3) Expect more blockbuster superstar moves
If you don't like basketball and found this spring's heavy coverage of LeBron James' free agency annoying, get ready for more annoyance. Conversely, if you love the spectacle of free agent hopping get ready for more. This is because NBA players' contracts are specified in multi-year nominal dollar sums, while the minimum and maximum amount of total player spending required by the rules is specified as a fraction of the league's overall revenue. In other words, the new television contract means that teams both can and must dramatically increase their overall level of spending on players. But players who recently signed long-term deals won't and can't get raises until those deals expire.
That means there will be an enormous volume of money chasing star free agents in the first couple of years of the new deal's life. That's why James opted to choose a contract structure with the Cleveland Cavaliers that will let him opt-out after one year and demand a raise. And it means that Kevin Durant and other star free agents coming on the market soon will have unprecedented flexibility in terms of the number of teams capable of signing them. See Tom Ziller for more on the strictly basketball implications.

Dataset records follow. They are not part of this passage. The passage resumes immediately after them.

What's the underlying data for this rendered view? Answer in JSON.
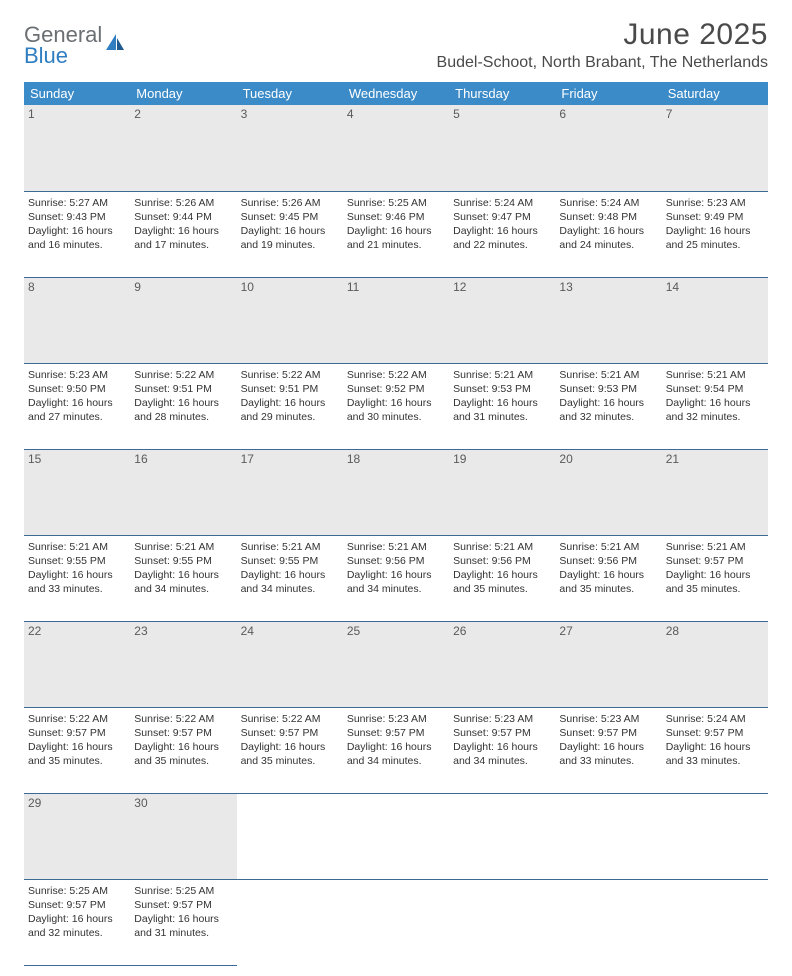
{
  "brand": {
    "line1": "General",
    "line2": "Blue"
  },
  "title": "June 2025",
  "location": "Budel-Schoot, North Brabant, The Netherlands",
  "colors": {
    "header_bg": "#3b8bc8",
    "header_text": "#ffffff",
    "daynum_bg": "#e9e9e9",
    "daynum_text": "#5a5a5a",
    "body_text": "#333333",
    "rule": "#3b6a94",
    "logo_gray": "#6b6f73",
    "logo_blue": "#2f7ec2"
  },
  "weekdays": [
    "Sunday",
    "Monday",
    "Tuesday",
    "Wednesday",
    "Thursday",
    "Friday",
    "Saturday"
  ],
  "weeks": [
    [
      {
        "n": "1",
        "sr": "5:27 AM",
        "ss": "9:43 PM",
        "dl": "16 hours and 16 minutes."
      },
      {
        "n": "2",
        "sr": "5:26 AM",
        "ss": "9:44 PM",
        "dl": "16 hours and 17 minutes."
      },
      {
        "n": "3",
        "sr": "5:26 AM",
        "ss": "9:45 PM",
        "dl": "16 hours and 19 minutes."
      },
      {
        "n": "4",
        "sr": "5:25 AM",
        "ss": "9:46 PM",
        "dl": "16 hours and 21 minutes."
      },
      {
        "n": "5",
        "sr": "5:24 AM",
        "ss": "9:47 PM",
        "dl": "16 hours and 22 minutes."
      },
      {
        "n": "6",
        "sr": "5:24 AM",
        "ss": "9:48 PM",
        "dl": "16 hours and 24 minutes."
      },
      {
        "n": "7",
        "sr": "5:23 AM",
        "ss": "9:49 PM",
        "dl": "16 hours and 25 minutes."
      }
    ],
    [
      {
        "n": "8",
        "sr": "5:23 AM",
        "ss": "9:50 PM",
        "dl": "16 hours and 27 minutes."
      },
      {
        "n": "9",
        "sr": "5:22 AM",
        "ss": "9:51 PM",
        "dl": "16 hours and 28 minutes."
      },
      {
        "n": "10",
        "sr": "5:22 AM",
        "ss": "9:51 PM",
        "dl": "16 hours and 29 minutes."
      },
      {
        "n": "11",
        "sr": "5:22 AM",
        "ss": "9:52 PM",
        "dl": "16 hours and 30 minutes."
      },
      {
        "n": "12",
        "sr": "5:21 AM",
        "ss": "9:53 PM",
        "dl": "16 hours and 31 minutes."
      },
      {
        "n": "13",
        "sr": "5:21 AM",
        "ss": "9:53 PM",
        "dl": "16 hours and 32 minutes."
      },
      {
        "n": "14",
        "sr": "5:21 AM",
        "ss": "9:54 PM",
        "dl": "16 hours and 32 minutes."
      }
    ],
    [
      {
        "n": "15",
        "sr": "5:21 AM",
        "ss": "9:55 PM",
        "dl": "16 hours and 33 minutes."
      },
      {
        "n": "16",
        "sr": "5:21 AM",
        "ss": "9:55 PM",
        "dl": "16 hours and 34 minutes."
      },
      {
        "n": "17",
        "sr": "5:21 AM",
        "ss": "9:55 PM",
        "dl": "16 hours and 34 minutes."
      },
      {
        "n": "18",
        "sr": "5:21 AM",
        "ss": "9:56 PM",
        "dl": "16 hours and 34 minutes."
      },
      {
        "n": "19",
        "sr": "5:21 AM",
        "ss": "9:56 PM",
        "dl": "16 hours and 35 minutes."
      },
      {
        "n": "20",
        "sr": "5:21 AM",
        "ss": "9:56 PM",
        "dl": "16 hours and 35 minutes."
      },
      {
        "n": "21",
        "sr": "5:21 AM",
        "ss": "9:57 PM",
        "dl": "16 hours and 35 minutes."
      }
    ],
    [
      {
        "n": "22",
        "sr": "5:22 AM",
        "ss": "9:57 PM",
        "dl": "16 hours and 35 minutes."
      },
      {
        "n": "23",
        "sr": "5:22 AM",
        "ss": "9:57 PM",
        "dl": "16 hours and 35 minutes."
      },
      {
        "n": "24",
        "sr": "5:22 AM",
        "ss": "9:57 PM",
        "dl": "16 hours and 35 minutes."
      },
      {
        "n": "25",
        "sr": "5:23 AM",
        "ss": "9:57 PM",
        "dl": "16 hours and 34 minutes."
      },
      {
        "n": "26",
        "sr": "5:23 AM",
        "ss": "9:57 PM",
        "dl": "16 hours and 34 minutes."
      },
      {
        "n": "27",
        "sr": "5:23 AM",
        "ss": "9:57 PM",
        "dl": "16 hours and 33 minutes."
      },
      {
        "n": "28",
        "sr": "5:24 AM",
        "ss": "9:57 PM",
        "dl": "16 hours and 33 minutes."
      }
    ],
    [
      {
        "n": "29",
        "sr": "5:25 AM",
        "ss": "9:57 PM",
        "dl": "16 hours and 32 minutes."
      },
      {
        "n": "30",
        "sr": "5:25 AM",
        "ss": "9:57 PM",
        "dl": "16 hours and 31 minutes."
      },
      null,
      null,
      null,
      null,
      null
    ]
  ],
  "labels": {
    "sunrise": "Sunrise:",
    "sunset": "Sunset:",
    "daylight": "Daylight:"
  }
}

4) The internet regulation wars will only heat up
Live sports is the last man standing of the traditional television business model, but at some point it's essentially inevitable that the leagues themselves will disrupt it. Rather than selling broadcast rights to networks who then show games on cable television, leagues could simply stream video live to fans. The leagues could then collect advertising and subscription fees directly and cut out the middle man. Right now products that resemble this exist, but they're usually crippled with blackout rules and other restrictions designed to preserve the value of conventional television deals. The enormous sum of cash being offered the NBA underscores why leagues are more interested in preserving network relationships than in serving cord-cutting fans. But as demographic turnover continues, the business logic of disintermediation will only grow more compelling.
And when it does, the enormous sums of money at stake in live sports broadcasting are going to make the regulatory wars over network neutrality and related internet matters get even hotter. ISPs are not going to be excited about all that revenue passing from advertisers and fans directly into the hands of sports teams while they subsist on generic monthly subscriber fees. Current efforts to force Netflix to kick back some of its subscriber fees to home broadband infrastructure owners prefigure fights over even larger sums of money from sports teams and leagues when online streaming becomes the preferred means of sports watching.
5) Look for a niche sports boom
Fans of soccer, women's basketball, lacrosse, and other not-so-major American sports are probably in luck. The same basic logic that is pushing for a tripling in the value of NBA broadcasts should also increase the value of broadcast rights to less popular, less lucrative sports.
The difference is that current salaries are low enough in those sports that pumping more money into them could actually alter the quality of talent the relevant leagues are able to attract and maintain. That raises the prospect of a virtuous circle in which, say, Major League Soccer becomes more able to compete in the international market for soccer talent, which leads to improved quality of play, which leads to increased viewership, which supports further growth.